In an article on September 29, 2012 Abdi Sheikh and Feisal Omar have reported for Reuters: “Somalia’s al Shabaab rebels pull out of Kismayu bastion.” Overnight, Somalia’s al Shabaab rebels retreated from the southern port of Kismayu, therefore abandoning the last major bastion of their five-year revolt to an offensive by African Union and Somali government troops. This loss of Kismayu a day after it was attacked by Kenyan and Somali soldiers backed by air strikes is certain deal a major blow to the al Qaeda-linked rebels.
However, the situation in Somalia is plagued by problems dealing with accurate reporting on the situation there with Al Jazeera reporting on September 28, 2012: “Somalia’s war on journalism.” 13 journalists have been killed in Somalia this year. On September 20 a suicide bomb attack in Mogadishu killed three reporters. Just a few hours later, unidentified gunmen shot dead veteran journalist Hassan Yusuf Absuge for covering the explosion. Al-Shabaab, which is the armed militant group operating in Somalia, has claimed responsibility for a number of the killings this year.
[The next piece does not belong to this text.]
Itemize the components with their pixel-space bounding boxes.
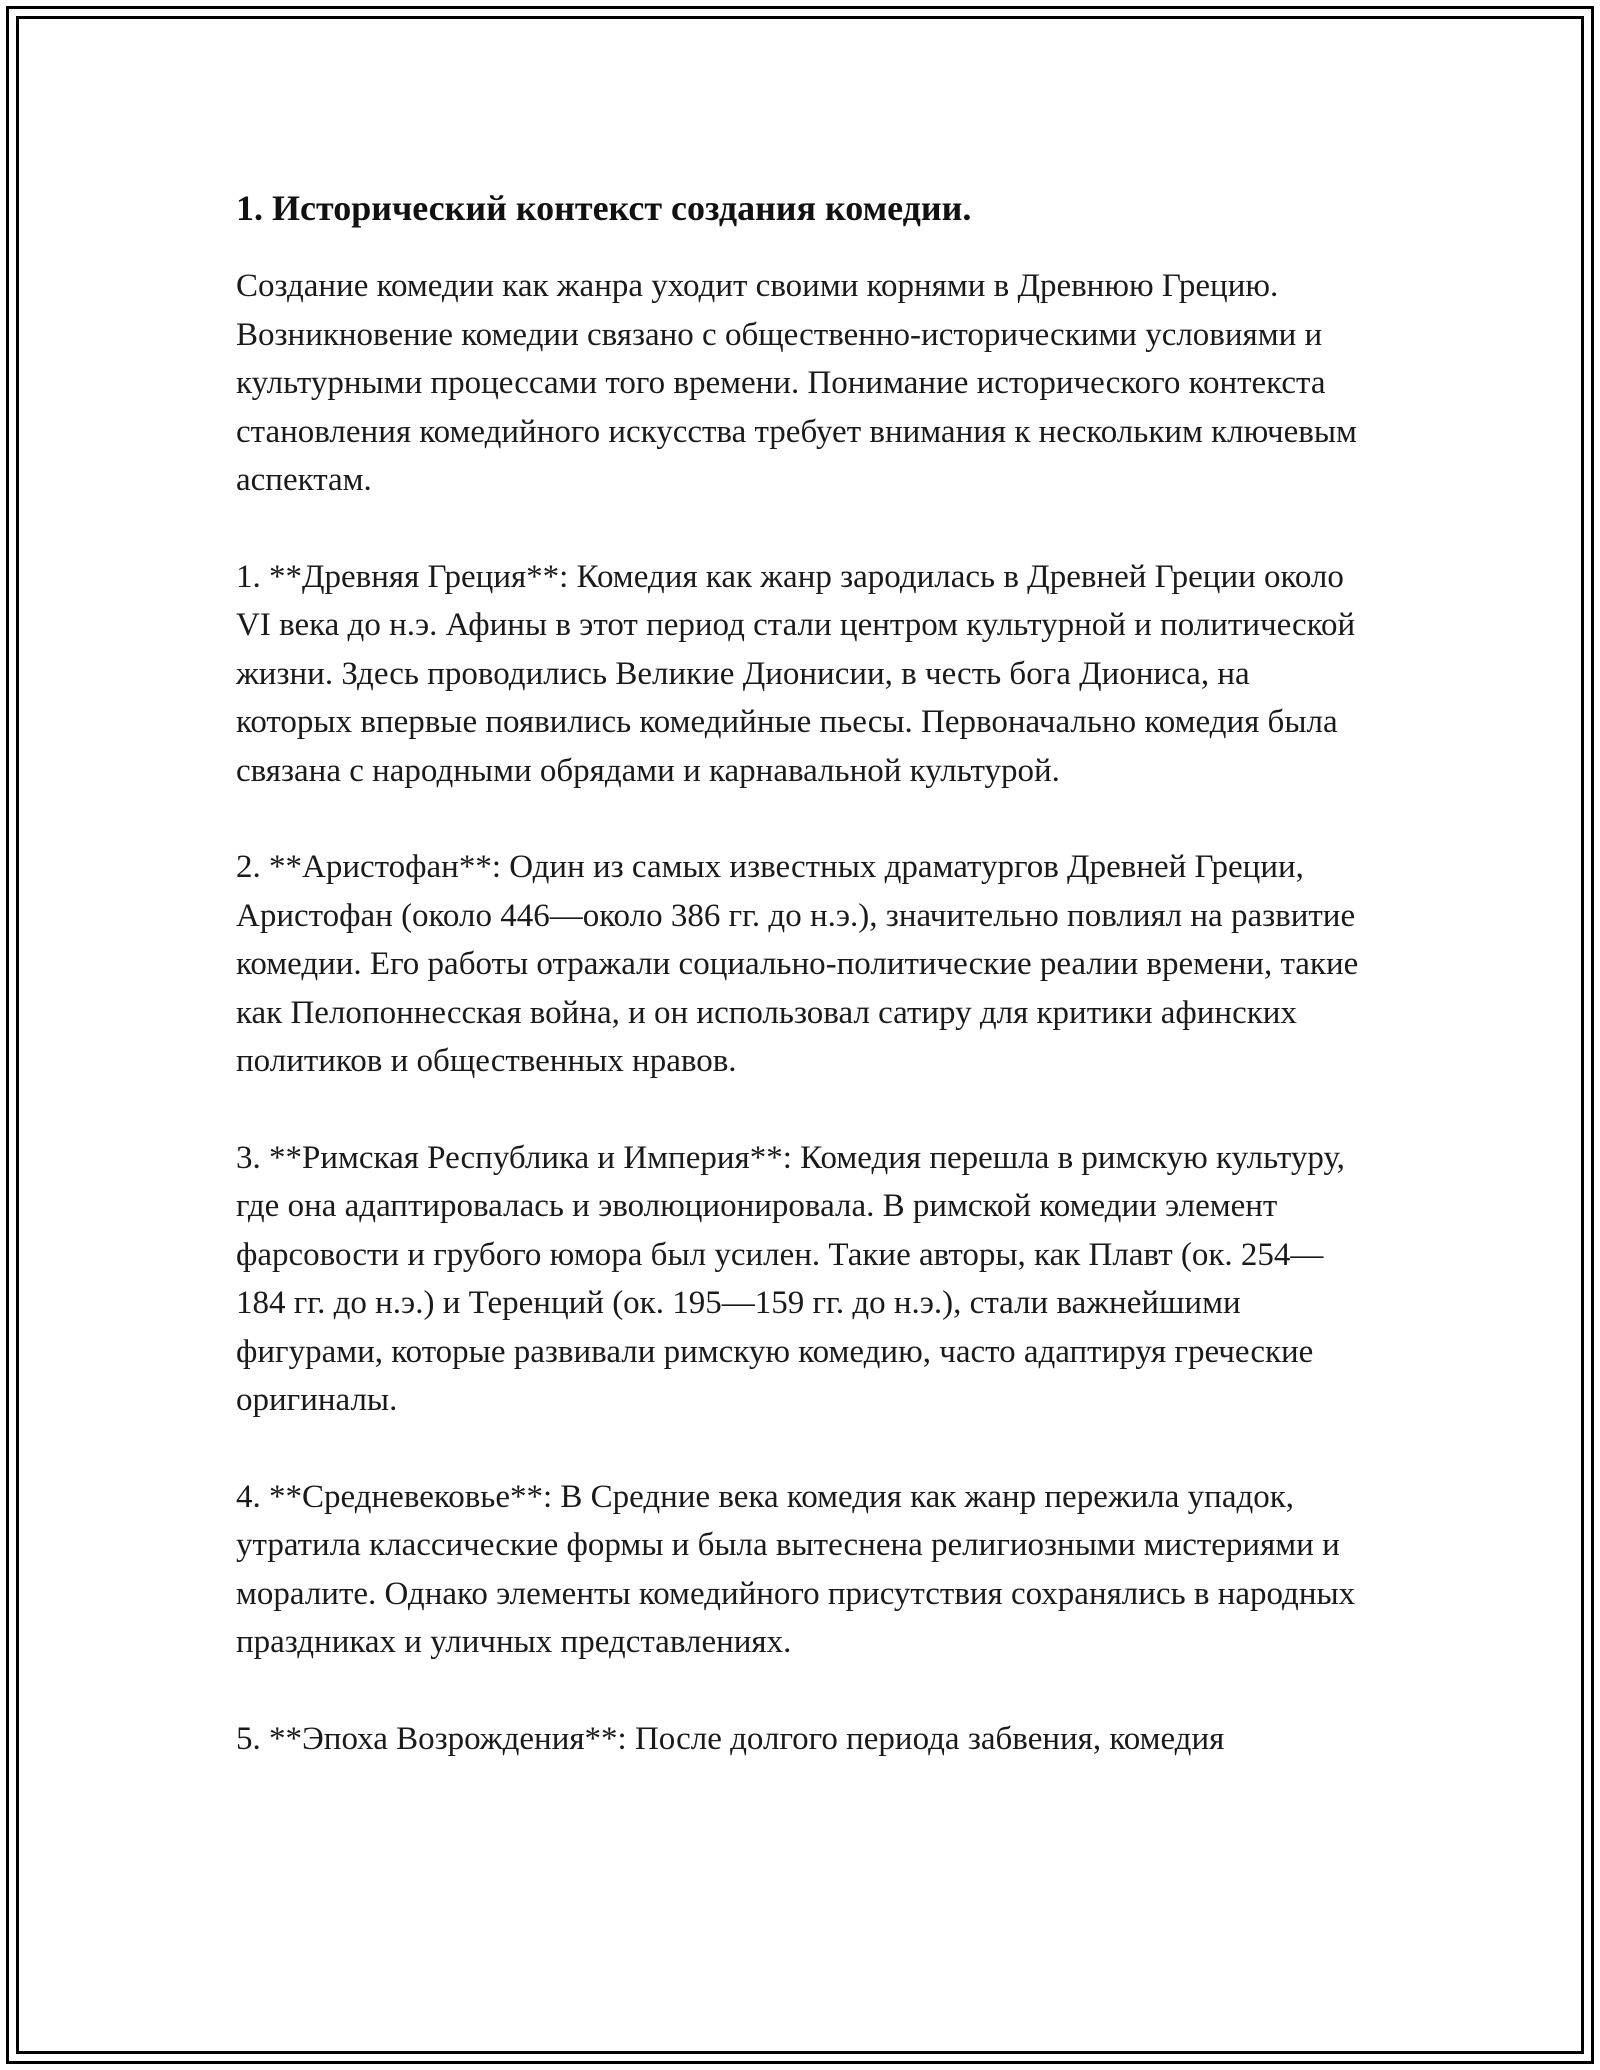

However, it appears Al-Shabaab is not the only threat to journalists in Somalia. No official regulations exist on what you can or cannot report, however, journalists trying to cover stories that criticize Al-Shabab, government, big business or certain clans and their leaders, clearly do so at their own risk. In the meantime as Syria’s civil war gets bloodier, journalists and media activists have been becoming ever more explicit targets for attack. 11 professional journalists and 32 citizen journalists have been killed in Syria.
Al Jazeera has also reported, “The decision by the Iranian government to block access to Google’s search and mail services in the country – after widespread protests over the anti-Islam Youtube clip – is being seen as a step towards disconnecting Iran from the world-wide web completely; Vietnam, which has the second largest number of internet dissidents in jail in the world after China, is seeking to push through a new law which would require internet users to register with their real names and would impose further penalties for criticizing the regime.”
And in the United States, although this is denied by the government, human rights activist citizens journalists are often hit as being mentally ill by the government and the American psychiatrists, which is often upheld by the courts. The targets of these assaults are drugged with painful psychotropic drugs and often thrown into mental institutions where they are beaten up, drugged further and put in isolation. And the U.S. feds often keep these journalists under intense electronic surveillance and blacklist their interests. Therefore, as a crackdown on the truth about the world around us prevails across the world, a lack of respect for a free press is apparent internationally, including in the United States.